The introduction of Google Consent Mode V2 is a great ballerina on the GDPR stage, allowing a more fine-tuned data management. It should serve as a guide for the companies that can now implement this tool to choreograph their interaction with the users' data – a pas-de-deux between the consumer's wishes and business ambitions. With GDPR implementation as a narrative that continues to unfold, not only compliance will be the focus, but also innovation within the framework of ethics and responsibility.
It is clear that the route mod data protection 2024 is characterized by a willingness to adapt and an understanding of the role of both companies and users in the digital ecosystem. GDPR in Denmark remains a valid and authoritative guideline for navigating towards secure data harbours. So businesses, fasten your digital life chains – GDPR is not a storm that can be avoided; it is the climate that shapes our digital behavior.
FAQ
What does GDPR mean?
GDPR stands for General Data Protection Regulation, and it is an EU regulation that aims to strengthen and harmonize the protection of personal data for all individuals in the EU.

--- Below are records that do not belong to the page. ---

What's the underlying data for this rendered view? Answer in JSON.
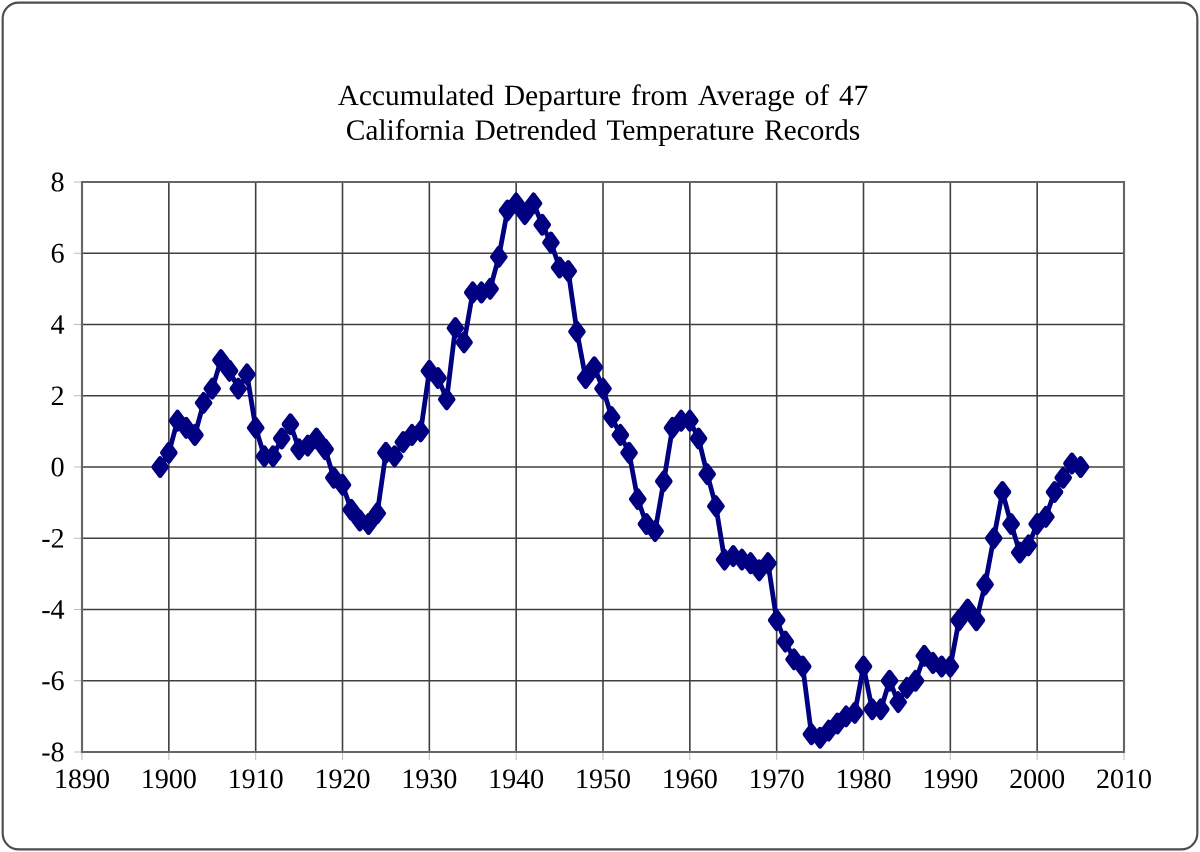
{
  "chart_data": {
    "type": "line",
    "title": "Accumulated Departure from Average of 47 California Detrended Temperature Records",
    "x": [
      1899,
      1900,
      1901,
      1902,
      1903,
      1904,
      1905,
      1906,
      1907,
      1908,
      1909,
      1910,
      1911,
      1912,
      1913,
      1914,
      1915,
      1916,
      1917,
      1918,
      1919,
      1920,
      1921,
      1922,
      1923,
      1924,
      1925,
      1926,
      1927,
      1928,
      1929,
      1930,
      1931,
      1932,
      1933,
      1934,
      1935,
      1936,
      1937,
      1938,
      1939,
      1940,
      1941,
      1942,
      1943,
      1944,
      1945,
      1946,
      1947,
      1948,
      1949,
      1950,
      1951,
      1952,
      1953,
      1954,
      1955,
      1956,
      1957,
      1958,
      1959,
      1960,
      1961,
      1962,
      1963,
      1964,
      1965,
      1966,
      1967,
      1968,
      1969,
      1970,
      1971,
      1972,
      1973,
      1974,
      1975,
      1976,
      1977,
      1978,
      1979,
      1980,
      1981,
      1982,
      1983,
      1984,
      1985,
      1986,
      1987,
      1988,
      1989,
      1990,
      1991,
      1992,
      1993,
      1994,
      1995,
      1996,
      1997,
      1998,
      1999,
      2000,
      2001,
      2002,
      2003,
      2004,
      2005
    ],
    "series": [
      {
        "color": "#000080",
        "values": [
          0.0,
          0.4,
          1.3,
          1.1,
          0.9,
          1.8,
          2.2,
          3.0,
          2.7,
          2.2,
          2.6,
          1.1,
          0.3,
          0.3,
          0.8,
          1.2,
          0.5,
          0.6,
          0.8,
          0.5,
          -0.3,
          -0.5,
          -1.2,
          -1.5,
          -1.6,
          -1.3,
          0.4,
          0.3,
          0.7,
          0.9,
          1.0,
          2.7,
          2.5,
          1.9,
          3.9,
          3.5,
          4.9,
          4.9,
          5.0,
          5.9,
          7.2,
          7.4,
          7.1,
          7.4,
          6.8,
          6.3,
          5.6,
          5.5,
          3.8,
          2.5,
          2.8,
          2.2,
          1.4,
          0.9,
          0.4,
          -0.9,
          -1.6,
          -1.8,
          -0.4,
          1.1,
          1.3,
          1.3,
          0.8,
          -0.2,
          -1.1,
          -2.6,
          -2.5,
          -2.6,
          -2.7,
          -2.9,
          -2.7,
          -4.3,
          -4.9,
          -5.4,
          -5.6,
          -7.5,
          -7.6,
          -7.4,
          -7.2,
          -7.0,
          -6.9,
          -5.6,
          -6.8,
          -6.8,
          -6.0,
          -6.6,
          -6.2,
          -6.0,
          -5.3,
          -5.5,
          -5.6,
          -5.6,
          -4.3,
          -4.0,
          -4.3,
          -3.3,
          -2.0,
          -0.7,
          -1.6,
          -2.4,
          -2.2,
          -1.6,
          -1.4,
          -0.7,
          -0.3,
          0.1,
          0.0
        ]
      }
    ],
    "xlim": [
      1890,
      2010
    ],
    "xticks": [
      1890,
      1900,
      1910,
      1920,
      1930,
      1940,
      1950,
      1960,
      1970,
      1980,
      1990,
      2000,
      2010
    ],
    "ylim": [
      -8,
      8
    ],
    "yticks": [
      -8,
      -6,
      -4,
      -2,
      0,
      2,
      4,
      6,
      8
    ],
    "grid": true,
    "marker": "diamond",
    "line_style": "solid"
  }
}
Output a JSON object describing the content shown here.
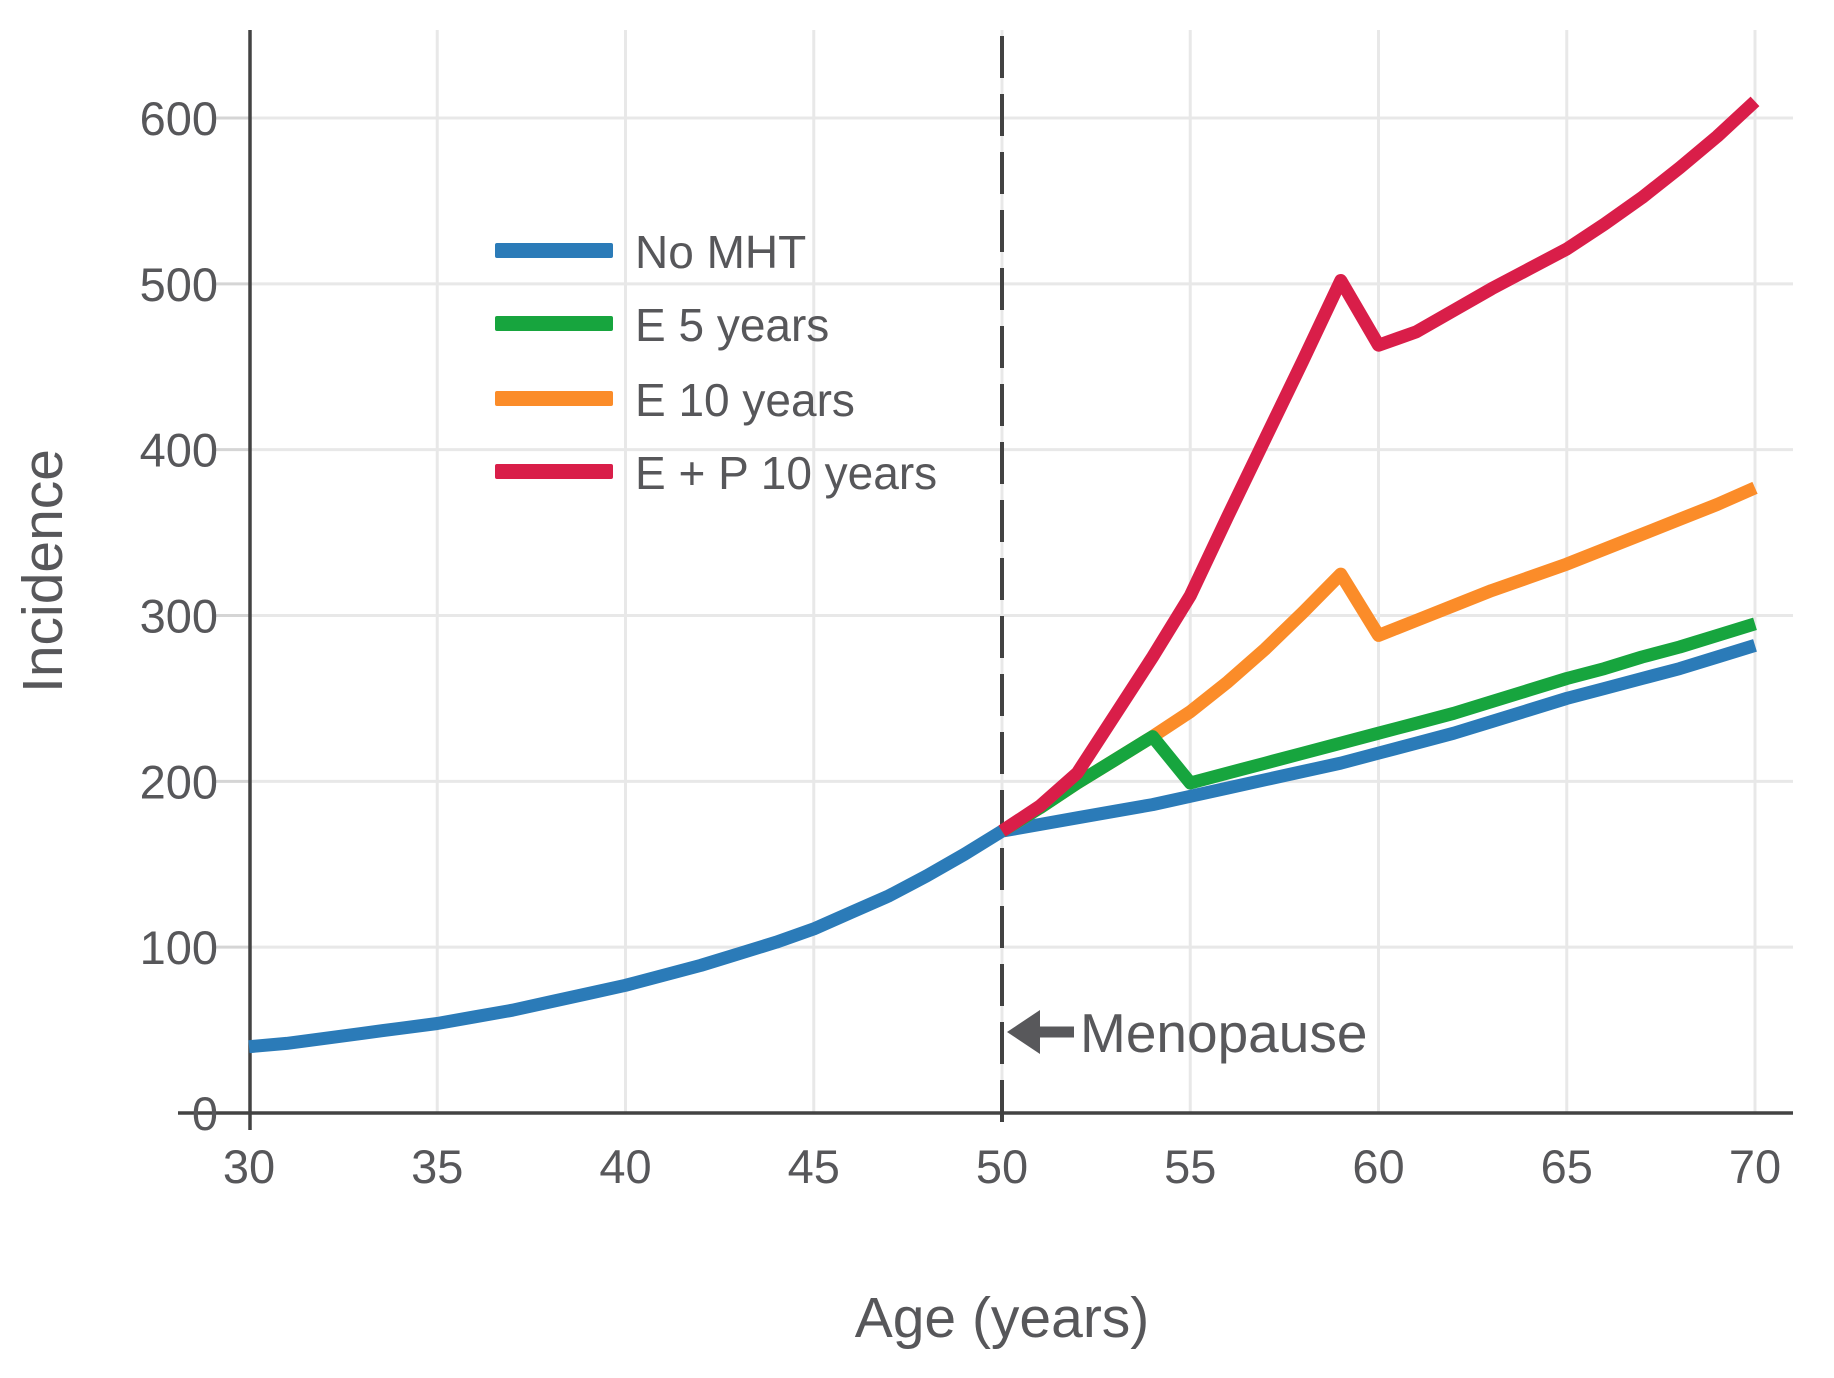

How does GDPR affect Danish companies?
GDPR affects Danish companies by requiring them to secure personal data securely and transparently. Companies must comply with rules on consent, rights for the individual and reporting of data incidents.
What does the term "personal data" cover under the GDPR?
Personal data covers any information that can identify a person either directly or indirectly, including name, address, photograph, email, bank details, IP address, etc.
Who must comply with GDPR?
All companies and organizations that process personal data about citizens in the EU, including companies outside the EU that offer goods or services to, or monitor the behavior of, EU citizens.
What is a Data Protection Officer (DPO)?
A DPO is a person appointed to assist the company in monitoring internal compliance, inform and advise on data protection obligations and acts as a link between the company and the supervisory authorities.
What happens if you do not comply with the GDPR?
Non-compliance can result in heavy fines, up to 4% of annual global turnover or 20 million euros – whichever is higher. Significant damage to the company's reputation can also occur.
When to obtain consent under GDPR?
Consent must be obtained before processing of personal data and must be voluntary, specific, informed and unambiguous. It should be as easy to withdraw consent as it is to give it.
What is sensitive personal data?
Sensitive personal data includes race, ethnic background, political opinions, religious or philosophical beliefs, trade union membership, genetic data, biometric data, health information and sexual orientation.
How to handle data transfers outside the EU?
In the case of data transfers to countries outside the EU, a sufficient level of protection or special agreements such as Standard Contractual Clauses must be ensured, unless it is a country with an EU-approved data protection level.
How does Google Consent Mode V2 help with GDPR compliance?
Google Consent Mode V2 allows companies to respect users' choices of privacy settings by adjusting how Google services respond to the absence or given consent and still allow some analytics and advertising work.
What rights do I have under the GDPR?
You have right of access to your data, to have incorrect information corrected, information deleted, limit processing, data portability and object to certain forms of processing of your personal data, including profiling and direct marketing.
How can I request insight into the personal data a company has about me?
You can submit an official request to the company – typically called a Subject Access Request (SAR) – in which you request all the information they have about you and how they process it. The company must respond within a specific time frame under GDPR.